Plus communément appelée aide indirecte à la presse, la réduction des prix accordée par la Poste sur l’acheminement des journaux concerne, outre les quotidiens régionaux, les revues entrant dans la catégorie des «périodiques des associations et des fondations» où l’on trouve notamment la presse paroissiale catholique.

Une aide «vitale»

Thomas Schaffter | DR

«Pour notre magazine, c’est vital», renchérit Claire Jonard, co-responsable du magazine Triangles, des paroisses de Bagnes, Vollèges et Verbier, dans le Valais. Sans le rabais que les 1’000 exemplaires imprimés, et autant d’abonnés, du magazine lui permettent d’obtenir, «l’affranchissement sous enveloppe fermée serait trois à quatre fois plus élevé».

Ce n’est pas le cas de la revue Grandir qu’édite l’imprimerie jurassienne Le Pays. Thomas Schaffter, éditeur de la revue catholique, explique à cath.ch que, malgré les six éditions annuelles qui totalisent 27’000 exemplaires du magazine religieux expédiés à ses abonnés dans toute la Suisse romande, l’aide pour la distribution lui a été refusée il y a quatre ans, sans explication. Il espère toutefois que, si le oui passe, il y aura un élargissement de cette aide dont il pourra au final bénéficier.

Accès à l’aide aux médias en ligne

Un oui le 13 février permettrait également à l’éditeur d’avoir accès à l’aide aux médias en ligne. Un nouvelle part part du train de mesures dotée de 30 millions de francs annuels. «Nous travaillons déjà à développer un site web propre à la revue Grandir, actuellement hébergé sur la plateforme de l’imprimerie». Il évoque des abonnements et la mise en ligne d’articles supplémentaires payants qui conditionnent cette aide.

Un aspect du paquet de mesures qui intéresse particulièrement Dominique-Anne Puenzieux, directrice de Saripress, qui édite l’hebdomadaire chrétien l’Echo magazine. «L’aide en ligne nous permettrait de développer la vidéo et le digital sur le site». L’hebdomadaire, déjà présent sur la toile, tire à 11’500 exemplaires et bénéficie déjà de l’aide à la distribution. «Cela dit, on ne sait pas combien nous obtiendrions si le oui l’emportait. Tout dépendrait de la clé de répartition qui serait appliquée».

Favorable au rédactionnel

La rédactrice en chef du magazine milite ouvertement pour le oui. «L’aide qui nous est octroyée par une déduction de la facture de la Poste, nous permet de réinvestir les montants économisés dans la production rédactionnelle. Dominique-Anne Puenzieux estime que l’aide à la distribution serait plus grande pour les titres. «En fait, cela compenserait une partie de la hausse des tarifs postaux subie en 2022».

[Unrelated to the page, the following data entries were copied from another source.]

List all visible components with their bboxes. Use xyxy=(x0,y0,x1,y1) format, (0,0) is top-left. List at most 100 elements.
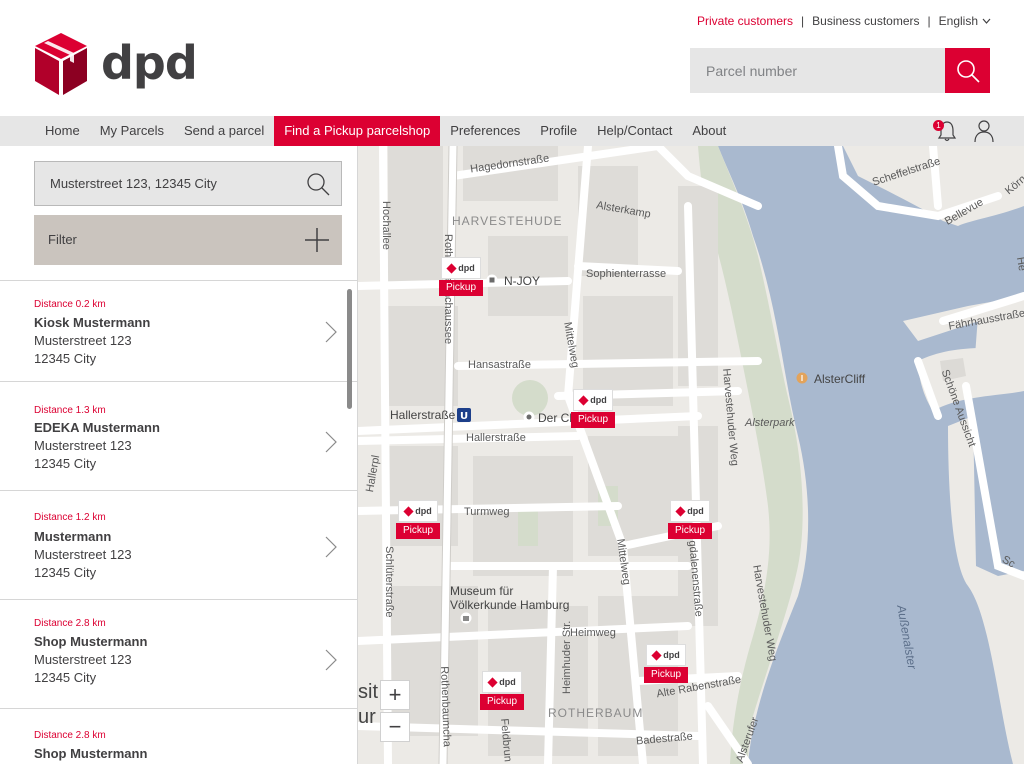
shop-city: 12345 City xyxy=(34,670,97,685)
dpd-cube-icon xyxy=(35,33,87,95)
nav-send-parcel[interactable]: Send a parcel xyxy=(174,116,274,146)
pickup-pin[interactable]: dpd Pickup xyxy=(571,389,615,428)
notification-badge: 1 xyxy=(933,120,944,131)
shop-name: Shop Mustermann xyxy=(34,634,148,649)
pickup-map[interactable]: Hagedornstraße HARVESTEHUDE Alsterkamp H… xyxy=(358,146,1024,764)
list-item[interactable]: Distance 1.2 km Mustermann Musterstreet … xyxy=(0,491,357,600)
search-icon xyxy=(956,59,980,83)
plus-icon xyxy=(305,228,329,252)
shop-name: EDEKA Mustermann xyxy=(34,420,160,435)
shop-distance: Distance 2.8 km xyxy=(34,618,106,629)
dpd-cube-icon xyxy=(487,676,498,688)
dpd-cube-icon xyxy=(578,394,589,406)
shop-name: Mustermann xyxy=(34,529,112,544)
dpd-cube-icon xyxy=(446,262,457,274)
pickup-shop-list: Distance 0.2 km Kiosk Mustermann Musters… xyxy=(0,280,357,764)
top-links: Private customers | Business customers |… xyxy=(697,14,991,28)
pickup-pin[interactable]: dpd Pickup xyxy=(480,671,524,710)
address-search xyxy=(34,161,342,206)
business-customers-link[interactable]: Business customers xyxy=(812,14,919,28)
shop-distance: Distance 1.3 km xyxy=(34,405,106,416)
list-item[interactable]: Distance 2.8 km Shop Mustermann xyxy=(0,709,357,764)
map-label: sit xyxy=(358,681,378,703)
restaurant-icon xyxy=(796,372,808,384)
nav-home[interactable]: Home xyxy=(35,116,90,146)
separator: | xyxy=(927,14,931,28)
list-item[interactable]: Distance 2.8 km Shop Mustermann Musterst… xyxy=(0,600,357,709)
map-label: Hansastraße xyxy=(468,359,531,371)
pin-logo: dpd xyxy=(670,500,710,522)
pickup-pin-label[interactable]: Pickup xyxy=(644,667,688,683)
nav-find-pickup[interactable]: Find a Pickup parcelshop xyxy=(274,116,441,146)
nav-help-contact[interactable]: Help/Contact xyxy=(587,116,682,146)
map-label: ROTHERBAUM xyxy=(548,706,644,720)
pickup-pin-label[interactable]: Pickup xyxy=(668,523,712,539)
zoom-in-button[interactable]: + xyxy=(380,680,410,710)
nav-my-parcels[interactable]: My Parcels xyxy=(90,116,174,146)
list-item[interactable]: Distance 1.3 km EDEKA Mustermann Musters… xyxy=(0,382,357,491)
pickup-pin-label[interactable]: Pickup xyxy=(571,412,615,428)
pickup-pin-label[interactable]: Pickup xyxy=(396,523,440,539)
shop-name: Kiosk Mustermann xyxy=(34,315,151,330)
svg-text:U: U xyxy=(460,411,468,422)
pickup-pin-label[interactable]: Pickup xyxy=(480,694,524,710)
map-label: Hallerstraße xyxy=(390,408,456,422)
chevron-right-icon xyxy=(325,431,337,453)
pin-logo: dpd xyxy=(398,500,438,522)
main-nav: Home My Parcels Send a parcel Find a Pic… xyxy=(0,116,1024,146)
map-label: Völkerkunde Hamburg xyxy=(450,598,570,612)
shop-name: Shop Mustermann xyxy=(34,746,148,761)
list-scrollbar[interactable] xyxy=(347,289,352,409)
search-icon[interactable] xyxy=(305,171,331,197)
parcel-search-button[interactable] xyxy=(945,48,990,93)
separator: | xyxy=(801,14,805,28)
dpd-cube-icon xyxy=(651,649,662,661)
pickup-pin-label[interactable]: Pickup xyxy=(439,280,483,296)
parcel-number-input[interactable] xyxy=(690,48,945,93)
notifications-button[interactable]: 1 xyxy=(933,119,958,143)
user-icon[interactable] xyxy=(974,119,994,143)
map-label: N-JOY xyxy=(504,274,540,288)
nav-about[interactable]: About xyxy=(682,116,736,146)
parcel-search xyxy=(690,48,990,93)
chevron-right-icon xyxy=(325,536,337,558)
header: dpd Private customers | Business custome… xyxy=(0,0,1024,116)
nav-preferences[interactable]: Preferences xyxy=(440,116,530,146)
filter-label: Filter xyxy=(48,232,77,247)
map-label: Museum für xyxy=(450,584,514,598)
shop-distance: Distance 0.2 km xyxy=(34,299,106,310)
shop-distance: Distance 1.2 km xyxy=(34,512,106,523)
chevron-right-icon xyxy=(325,649,337,671)
address-input[interactable] xyxy=(35,162,295,205)
pin-logo: dpd xyxy=(646,644,686,666)
shop-street: Musterstreet 123 xyxy=(34,333,132,348)
museum-icon xyxy=(460,612,472,624)
pin-logo: dpd xyxy=(441,257,481,279)
list-item[interactable]: Distance 0.2 km Kiosk Mustermann Musters… xyxy=(0,281,357,382)
pickup-pin[interactable]: dpd Pickup xyxy=(668,500,712,539)
pickup-pin[interactable]: dpd Pickup xyxy=(439,257,483,296)
map-label: HARVESTEHUDE xyxy=(452,214,563,228)
nav-profile[interactable]: Profile xyxy=(530,116,587,146)
zoom-out-button[interactable]: − xyxy=(380,712,410,742)
pickup-pin[interactable]: dpd Pickup xyxy=(396,500,440,539)
map-label: Hallerstraße xyxy=(466,432,526,444)
pickup-pin[interactable]: dpd Pickup xyxy=(644,644,688,683)
radio-station-icon xyxy=(486,274,498,286)
language-label: English xyxy=(938,14,978,28)
pin-logo: dpd xyxy=(482,671,522,693)
pin-logo: dpd xyxy=(573,389,613,411)
shop-distance: Distance 2.8 km xyxy=(34,730,106,741)
language-selector[interactable]: English xyxy=(939,14,991,28)
dpd-cube-icon xyxy=(403,505,414,517)
pickup-list-panel: Filter Distance 0.2 km Kiosk Mustermann … xyxy=(0,146,358,764)
map-background xyxy=(358,146,1024,764)
shop-street: Musterstreet 123 xyxy=(34,652,132,667)
private-customers-link[interactable]: Private customers xyxy=(697,14,793,28)
dpd-cube-icon xyxy=(675,505,686,517)
dpd-logo[interactable]: dpd xyxy=(33,33,198,97)
shop-city: 12345 City xyxy=(34,456,97,471)
map-label: Heimhuder Str. xyxy=(561,620,573,694)
map-label: ur xyxy=(358,706,376,728)
filter-button[interactable]: Filter xyxy=(34,215,342,265)
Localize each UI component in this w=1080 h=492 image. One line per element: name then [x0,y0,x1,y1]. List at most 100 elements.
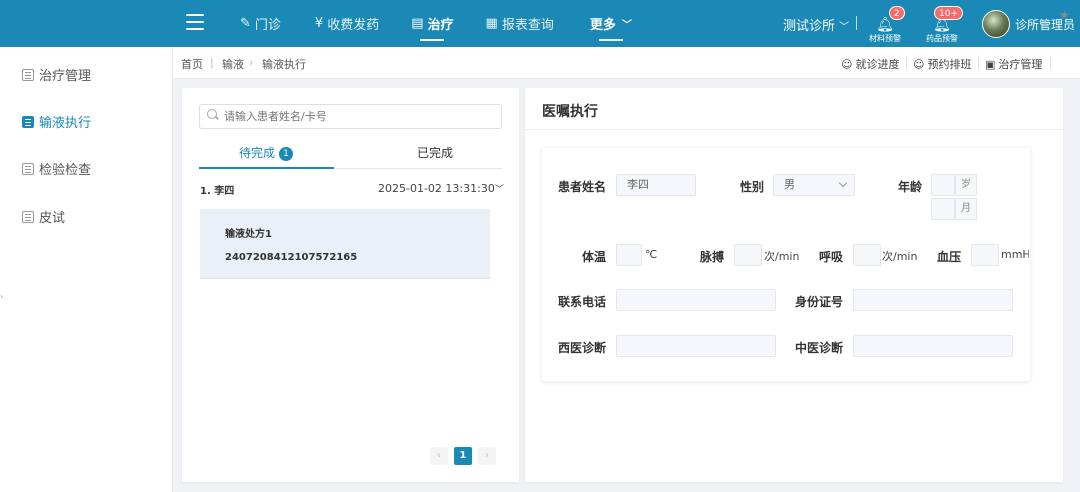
name-field[interactable]: 李四 [616,174,696,196]
sidebar-item-label: 检验检查 [39,163,92,178]
chevron-down-icon [838,178,848,188]
page-number-button[interactable]: 1 [454,447,472,465]
report-icon: ▦ [485,16,498,31]
age-months-input[interactable] [931,198,955,220]
respiration-label: 呼吸 [819,250,844,264]
next-page-button[interactable]: › [478,447,496,465]
phone-label: 联系电话 [558,295,607,309]
prev-page-button[interactable]: ‹ [430,447,448,465]
nav-reports-label: 报表查询 [501,18,554,33]
breadcrumb-home[interactable]: 首页 [181,56,203,72]
pulse-label: 脉搏 [700,250,725,264]
treatment-mgmt-link[interactable]: ▣ 治疗管理 [985,56,1042,72]
temperature-input[interactable] [616,244,642,266]
nav-more[interactable]: 更多 ﹀ [576,0,646,47]
pulse-unit: 次/min [764,250,800,263]
schedule-link[interactable]: ☺ 预约排班 [913,56,971,72]
material-alert[interactable]: 🔔︎ 材料预警 2 [863,6,907,46]
tab-pending[interactable]: 待完成 1 [239,144,294,168]
breadcrumb-bar: 首页 | 输液 › 输液执行 ☺ 就诊进度 ☺ 预约排班 ▣ 治疗管理 [173,47,1080,79]
patient-list-panel: 待完成1 已完成 1. 李四 2025-01-02 13:31:30﹀ 输液处方… [182,88,519,482]
tcm-diagnosis-input[interactable] [853,335,1013,357]
search-input[interactable] [199,104,502,129]
avatar[interactable] [982,10,1010,38]
nav-treatment-label: 治疗 [427,18,454,33]
sidebar-item-treatment-management[interactable]: 治疗管理 [22,65,91,84]
blood-pressure-unit: mmH [1001,248,1029,261]
tab-completed[interactable]: 已完成 [417,144,453,168]
nav-treatment[interactable]: ▤ 治疗 [397,0,467,47]
drug-alert[interactable]: 🔔︎ 药品预警 10+ [920,6,964,46]
user-card-icon [22,68,34,81]
divider [978,57,979,69]
user-card-icon: ▣ [985,57,996,71]
phone-input[interactable] [616,289,776,311]
doctor-icon: ☺ [841,57,853,71]
sidebar-item-label: 皮试 [39,211,66,226]
breadcrumb-current: 输液执行 [262,58,306,71]
patient-name[interactable]: 1. 李四 [200,182,234,197]
divider [906,57,907,69]
prescription-code: 2407208412107572165 [225,252,358,263]
material-alert-badge: 2 [889,6,905,20]
treatment-mgmt-label: 治疗管理 [998,58,1043,71]
visit-progress-link[interactable]: ☺ 就诊进度 [841,56,899,72]
temperature-label: 体温 [582,250,607,264]
chevron-right-icon: › [249,56,254,69]
age-years-input[interactable] [931,174,955,196]
edit-icon: ✎ [240,16,251,31]
blood-pressure-input[interactable] [971,244,999,266]
clinic-name: 测试诊所 [783,19,836,34]
divider [525,129,1063,130]
treatment-icon: ▤ [411,16,424,31]
nav-billing[interactable]: ¥ 收费发药 [301,0,393,47]
age-year-unit: 岁 [955,174,977,196]
tab-completed-label: 已完成 [417,146,454,160]
age-label: 年龄 [898,180,923,194]
respiration-input[interactable] [853,244,881,266]
divider [856,16,857,30]
drug-alert-badge: 10+ [934,6,963,20]
schedule-label: 预约排班 [927,58,972,71]
doctor-icon: ☺ [913,57,925,71]
patient-time-dropdown[interactable]: 2025-01-02 13:31:30﹀ [378,182,504,195]
clinic-selector[interactable]: 测试诊所 ﹀ [783,15,849,34]
yen-icon: ¥ [314,16,324,31]
name-label: 患者姓名 [558,180,607,194]
sidebar-item-infusion-execution[interactable]: 输液执行 [22,112,91,131]
divider [1050,57,1051,69]
menu-toggle-icon[interactable] [186,14,204,30]
active-tab-indicator [199,167,334,169]
sidebar-collapse-handle[interactable]: › [0,292,3,301]
gender-select[interactable]: 男 [773,174,855,196]
sidebar-item-label: 输液执行 [39,116,92,131]
patient-info-form: 患者姓名 李四 性别 男 年龄 岁 月 体温 ℃ 脉搏 次/min 呼吸 次/m… [542,148,1030,381]
search-icon [207,109,217,119]
pulse-input[interactable] [734,244,762,266]
panel-title: 医嘱执行 [542,104,598,120]
respiration-unit: 次/min [882,250,918,263]
chevron-down-icon: ﹀ [621,20,632,31]
nav-reports[interactable]: ▦ 报表查询 [472,0,568,47]
breadcrumb-infusion[interactable]: 输液 [222,56,244,72]
western-diagnosis-label: 西医诊断 [558,341,607,355]
id-number-input[interactable] [853,289,1013,311]
western-diagnosis-input[interactable] [616,335,776,357]
tab-pending-label: 待完成 [239,146,276,160]
prescription-title: 输液处方1 [225,229,272,240]
blood-pressure-label: 血压 [937,250,962,264]
star-icon[interactable]: ★ [1059,8,1070,22]
sidebar-item-label: 治疗管理 [39,69,92,84]
nav-outpatient[interactable]: ✎ 门诊 [226,0,295,47]
sidebar-item-lab-tests[interactable]: 检验检查 [22,159,91,178]
chevron-down-icon: ﹀ [494,185,504,195]
list-icon [22,210,34,223]
nav-billing-label: 收费发药 [327,18,380,33]
sidebar-item-skin-test[interactable]: 皮试 [22,207,65,226]
logo-area [0,0,173,47]
chevron-down-icon: ﹀ [839,22,850,33]
top-navigation-bar: ✎ 门诊 ¥ 收费发药 ▤ 治疗 ▦ 报表查询 更多 ﹀ 测试诊所 ﹀ 🔔︎ 材… [0,0,1080,47]
prescription-card[interactable]: 输液处方1 2407208412107572165 [200,209,490,279]
nav-outpatient-label: 门诊 [254,18,281,33]
pending-count-badge: 1 [279,147,294,161]
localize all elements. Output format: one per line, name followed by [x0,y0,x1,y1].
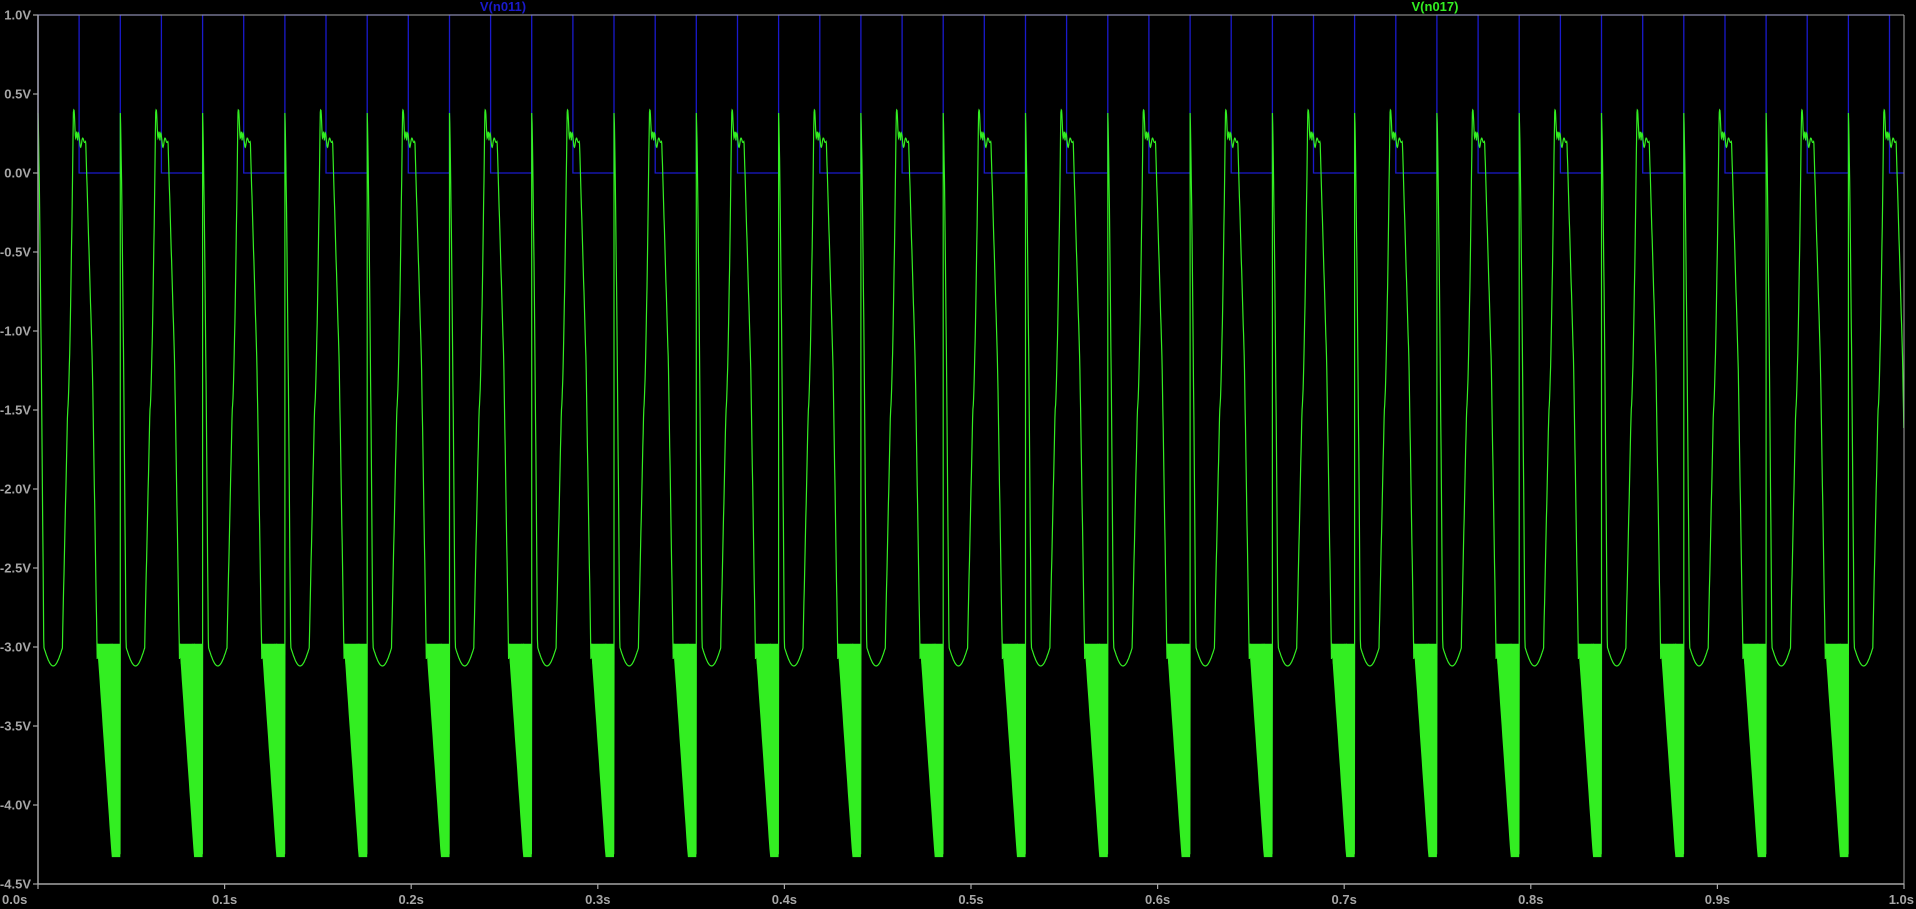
y-tick-label: -1.0V [0,324,31,339]
x-tick-label: 0.0s [2,892,27,907]
y-tick-label: -3.5V [0,719,31,734]
y-tick-label: 0.5V [4,87,31,102]
x-tick-label: 1.0s [1889,892,1914,907]
x-tick-label: 0.2s [399,892,424,907]
y-tick-label: -4.5V [0,877,31,892]
y-tick-label: 0.0V [4,166,31,181]
y-tick-label: -0.5V [0,245,31,260]
y-tick-label: -4.0V [0,798,31,813]
x-tick-label: 0.6s [1145,892,1170,907]
y-tick-label: -1.5V [0,403,31,418]
legend-label-vn011[interactable]: V(n011) [480,0,526,14]
y-tick-label: -2.0V [0,482,31,497]
x-tick-label: 0.3s [585,892,610,907]
x-tick-label: 0.5s [958,892,983,907]
y-tick-label: -2.5V [0,561,31,576]
x-tick-label: 0.8s [1518,892,1543,907]
plot-background [0,0,1916,909]
y-tick-label: -3.0V [0,640,31,655]
y-tick-label: 1.0V [4,8,31,23]
x-tick-label: 0.9s [1705,892,1730,907]
x-tick-label: 0.4s [772,892,797,907]
waveform-plot: 1.0V 0.5V 0.0V -0.5V -1.0V -1.5V -2.0V -2.5V -3.… [0,0,1916,909]
x-tick-label: 0.1s [212,892,237,907]
x-tick-label: 0.7s [1332,892,1357,907]
legend-label-vn017[interactable]: V(n017) [1412,0,1459,14]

Dominique-Anne Puenzieux, directrice de l’Echo Magazine | © Jacques Berset

La pandémie a fragilisé les abonnements: dans l’incertitude qui caractérise cette période, les lecteurs fidèles au titre ont réduit la durée de leur abonnement. «Dans certains cas, on est passé de souscriptions d’une durée de deux ans à des renouvellements de six mois en six mois.»

La directrice de Saripress rappelle l’importance d’une presse indépendante et surtout diversifiée. «Produire des sujets de qualité prend du temps et entraîne des coûts importants».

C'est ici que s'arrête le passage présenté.